Our correspondent wonders if the ‘10-year Plan’ will offer any new solutions and if the time has come for pharmacies to sell e-cigarettes.
There’s nothing like the opportunity for a ‘Plan’ to get politicians and NHS managers excited. Just look at the all the fun we have had with the Five Year Forward View (FYFV). Published in 2014 by NHS England and other national bodies to broad approval,
the FYFV outlined how NHS services must change to move towards the care models required for the future.
The FYFV was spawned alongside a government spending review, which announced a £10 billion increase in NHS funding for England between 2014-15 and 2020-21, and demanded the NHS deliver £22bn in efficiency savings. Community pharmacies have contributed £170 million of that, a 6% pay cut that has played merry hell with cash flow, not helped by the biggest wobble in the supply chain for generic medicines that I can ever recall.
For its 70th birthday the government announced the NHS will receive an average 3.4% a year real-terms increase in funding over the next five years. The quid pro quo for this long-term commitment is that the NHS has to develop a 10-year Plan, outlining how NHS services must change to move towards the care models required for the future...
The Plan has already been given its priorities, handed down from above, which include:
There has been a consultation to help develop the Plan. It closed on 30 September, and was a pretty low-key affair, open for the minimum acceptable period. Nevertheless, PSNC and NPA have weighed in with some lengthy briefing documents, pushing the current big idea, the Community Pharmacy Care Plan Service.

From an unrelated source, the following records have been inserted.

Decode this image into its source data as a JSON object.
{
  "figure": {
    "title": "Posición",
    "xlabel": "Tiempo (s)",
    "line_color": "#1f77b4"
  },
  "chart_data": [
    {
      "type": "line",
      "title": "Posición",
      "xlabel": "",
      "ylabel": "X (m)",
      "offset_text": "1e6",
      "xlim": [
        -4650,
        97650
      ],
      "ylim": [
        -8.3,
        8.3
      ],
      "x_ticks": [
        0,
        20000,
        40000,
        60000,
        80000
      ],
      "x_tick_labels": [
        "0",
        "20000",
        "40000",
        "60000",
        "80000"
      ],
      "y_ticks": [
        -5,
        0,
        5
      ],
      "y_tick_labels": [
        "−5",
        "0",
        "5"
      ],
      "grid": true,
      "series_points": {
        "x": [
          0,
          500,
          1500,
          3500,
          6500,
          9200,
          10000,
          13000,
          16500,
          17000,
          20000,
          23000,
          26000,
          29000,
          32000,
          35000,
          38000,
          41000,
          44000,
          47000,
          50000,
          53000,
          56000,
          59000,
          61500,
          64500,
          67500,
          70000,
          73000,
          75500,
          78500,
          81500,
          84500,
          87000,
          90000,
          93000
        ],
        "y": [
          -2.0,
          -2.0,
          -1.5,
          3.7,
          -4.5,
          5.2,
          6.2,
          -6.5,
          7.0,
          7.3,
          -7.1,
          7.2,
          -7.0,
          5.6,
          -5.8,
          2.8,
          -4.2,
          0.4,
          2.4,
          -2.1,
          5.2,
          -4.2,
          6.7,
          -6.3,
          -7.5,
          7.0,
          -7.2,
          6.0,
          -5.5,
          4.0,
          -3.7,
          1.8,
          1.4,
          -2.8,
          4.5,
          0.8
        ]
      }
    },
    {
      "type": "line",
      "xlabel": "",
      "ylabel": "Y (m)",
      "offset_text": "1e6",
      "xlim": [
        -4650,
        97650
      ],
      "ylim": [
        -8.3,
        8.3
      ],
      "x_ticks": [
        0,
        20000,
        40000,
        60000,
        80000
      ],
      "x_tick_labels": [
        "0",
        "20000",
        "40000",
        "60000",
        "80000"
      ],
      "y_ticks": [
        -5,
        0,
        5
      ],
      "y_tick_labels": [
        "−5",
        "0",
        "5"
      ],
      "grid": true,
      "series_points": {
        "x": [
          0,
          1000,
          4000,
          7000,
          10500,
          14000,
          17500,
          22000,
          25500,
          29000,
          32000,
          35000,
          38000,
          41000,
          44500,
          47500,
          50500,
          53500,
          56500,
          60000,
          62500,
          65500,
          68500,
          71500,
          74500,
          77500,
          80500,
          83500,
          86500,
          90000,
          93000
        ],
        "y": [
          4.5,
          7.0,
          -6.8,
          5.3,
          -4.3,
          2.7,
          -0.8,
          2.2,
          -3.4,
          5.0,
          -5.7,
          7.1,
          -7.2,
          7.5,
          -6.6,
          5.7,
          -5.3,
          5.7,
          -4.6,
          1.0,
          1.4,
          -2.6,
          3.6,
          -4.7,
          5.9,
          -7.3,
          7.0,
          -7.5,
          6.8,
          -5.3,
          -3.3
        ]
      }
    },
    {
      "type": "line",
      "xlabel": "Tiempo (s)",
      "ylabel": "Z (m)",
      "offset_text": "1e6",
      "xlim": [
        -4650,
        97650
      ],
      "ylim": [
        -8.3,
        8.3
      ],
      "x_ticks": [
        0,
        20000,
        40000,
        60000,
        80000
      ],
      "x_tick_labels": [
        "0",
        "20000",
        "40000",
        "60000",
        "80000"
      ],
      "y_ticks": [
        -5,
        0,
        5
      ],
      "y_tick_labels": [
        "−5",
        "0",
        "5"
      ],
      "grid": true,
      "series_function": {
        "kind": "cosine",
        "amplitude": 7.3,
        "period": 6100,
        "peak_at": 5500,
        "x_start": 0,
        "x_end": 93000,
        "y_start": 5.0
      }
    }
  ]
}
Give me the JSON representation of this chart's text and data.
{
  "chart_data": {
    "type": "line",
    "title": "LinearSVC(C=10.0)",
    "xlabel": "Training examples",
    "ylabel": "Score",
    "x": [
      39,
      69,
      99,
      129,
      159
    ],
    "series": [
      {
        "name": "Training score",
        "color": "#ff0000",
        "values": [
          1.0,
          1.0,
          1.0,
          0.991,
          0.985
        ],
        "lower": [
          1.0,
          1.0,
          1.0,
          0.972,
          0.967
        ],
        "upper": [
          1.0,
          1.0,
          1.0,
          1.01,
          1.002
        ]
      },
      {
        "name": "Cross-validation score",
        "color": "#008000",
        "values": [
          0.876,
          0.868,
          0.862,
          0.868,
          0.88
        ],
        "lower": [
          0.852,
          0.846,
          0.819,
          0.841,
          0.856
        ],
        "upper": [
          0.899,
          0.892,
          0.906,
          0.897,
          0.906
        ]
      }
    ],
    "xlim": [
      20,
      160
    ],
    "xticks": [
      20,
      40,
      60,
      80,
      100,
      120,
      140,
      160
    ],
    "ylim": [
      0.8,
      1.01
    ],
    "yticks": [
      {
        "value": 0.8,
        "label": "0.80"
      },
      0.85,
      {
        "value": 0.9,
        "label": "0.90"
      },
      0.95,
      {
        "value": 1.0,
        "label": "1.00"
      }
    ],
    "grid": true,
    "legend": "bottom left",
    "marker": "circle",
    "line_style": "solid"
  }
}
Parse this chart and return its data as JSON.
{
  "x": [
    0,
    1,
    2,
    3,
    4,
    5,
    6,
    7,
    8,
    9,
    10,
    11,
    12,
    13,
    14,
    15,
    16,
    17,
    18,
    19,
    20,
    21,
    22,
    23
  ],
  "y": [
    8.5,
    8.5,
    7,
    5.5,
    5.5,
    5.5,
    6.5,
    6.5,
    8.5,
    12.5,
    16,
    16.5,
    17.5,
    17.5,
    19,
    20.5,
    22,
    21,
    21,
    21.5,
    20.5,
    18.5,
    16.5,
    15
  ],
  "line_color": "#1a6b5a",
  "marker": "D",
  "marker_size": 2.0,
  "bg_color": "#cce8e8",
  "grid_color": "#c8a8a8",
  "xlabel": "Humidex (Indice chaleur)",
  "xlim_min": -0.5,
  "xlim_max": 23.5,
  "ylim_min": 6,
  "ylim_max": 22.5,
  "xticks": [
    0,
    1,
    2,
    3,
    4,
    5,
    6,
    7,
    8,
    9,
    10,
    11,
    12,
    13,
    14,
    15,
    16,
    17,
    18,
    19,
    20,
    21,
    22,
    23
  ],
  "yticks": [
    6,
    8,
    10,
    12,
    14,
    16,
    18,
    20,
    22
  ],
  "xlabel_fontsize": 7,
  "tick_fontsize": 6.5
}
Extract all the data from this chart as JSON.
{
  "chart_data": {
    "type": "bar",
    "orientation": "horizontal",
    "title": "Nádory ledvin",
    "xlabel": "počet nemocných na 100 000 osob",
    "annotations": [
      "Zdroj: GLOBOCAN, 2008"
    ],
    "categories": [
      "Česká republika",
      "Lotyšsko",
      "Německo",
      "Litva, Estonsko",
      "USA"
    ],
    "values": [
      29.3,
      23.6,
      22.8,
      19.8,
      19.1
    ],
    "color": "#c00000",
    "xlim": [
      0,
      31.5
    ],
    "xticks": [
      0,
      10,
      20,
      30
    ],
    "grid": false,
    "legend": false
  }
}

Maybe it is the time of year, the end of a long hot summer, but I am struggling to raise any enthusiasm for what might come from the NHS 10-year Plan. Health Secretary Matt Hancock might be of the view that if the NHS is to prosper it will need to harness the ‘white heat’ of the technological revolution, but measures to address morale and motivation might be just as important. It is a welcome change to see that the opportunity for some long-term thinking has been offered by the politicians, though.
Changing subject entirely, I’ve been keeping an eye on the increasing role of e-cigarettes and vaping in the ‘quit smoking’ battle. Two years ago a medical licence was approved for an e-cigarette called e-Voke. As far as I am aware, this is the only e-cigarette that has been given approval by the MHRA, and as such could have been prescribed on the NHS.
However, the manufacturer, British American Tobacco, decided not to launch the product onto the market. This is probably just as well, since it would have been the ultimate hypocrisy for a tobacco company to be making a pharmaceutical product!
With no other e-cigarette devices having a medical licence, it seems that vaping on prescription is an unlikely prospect any time soon, but the consensus view seems to be that it can help, and in any event must be infinitely better than sticking with tobacco.
According to a recent paper in the BMJ around 60% of current adult smokers in Great Britain have tried e-cigarettes, and 18% are current e-cigarette users.
In England, over 40% of people who try to stop smoking do so with the aid of e-cigarettes. About 52% of current e-cigarettes users are former smokers. As far back as 2015 a paper commissioned by Public Health England reckoned that using e-cigarettes was 95% safer than smoking.
I’ve sold nicotine gum and patches quite happily for years as GSL products. They may not be licensed as medicines, but are e-cigarettes that different? The EU Tobacco Products Directive provides some minimum standards of safety and quality, and producers of e-cigarettes and their refills have to register their products with the MHRA.
Professional guidance from the Royal Pharmaceutical Society on e-cigarettes says they should not be sold from pharmacies, but it dates from 2014 and is now woefully out of date. So my question is, do such products have a place in pharmacy’s therapeutic arsenal or not?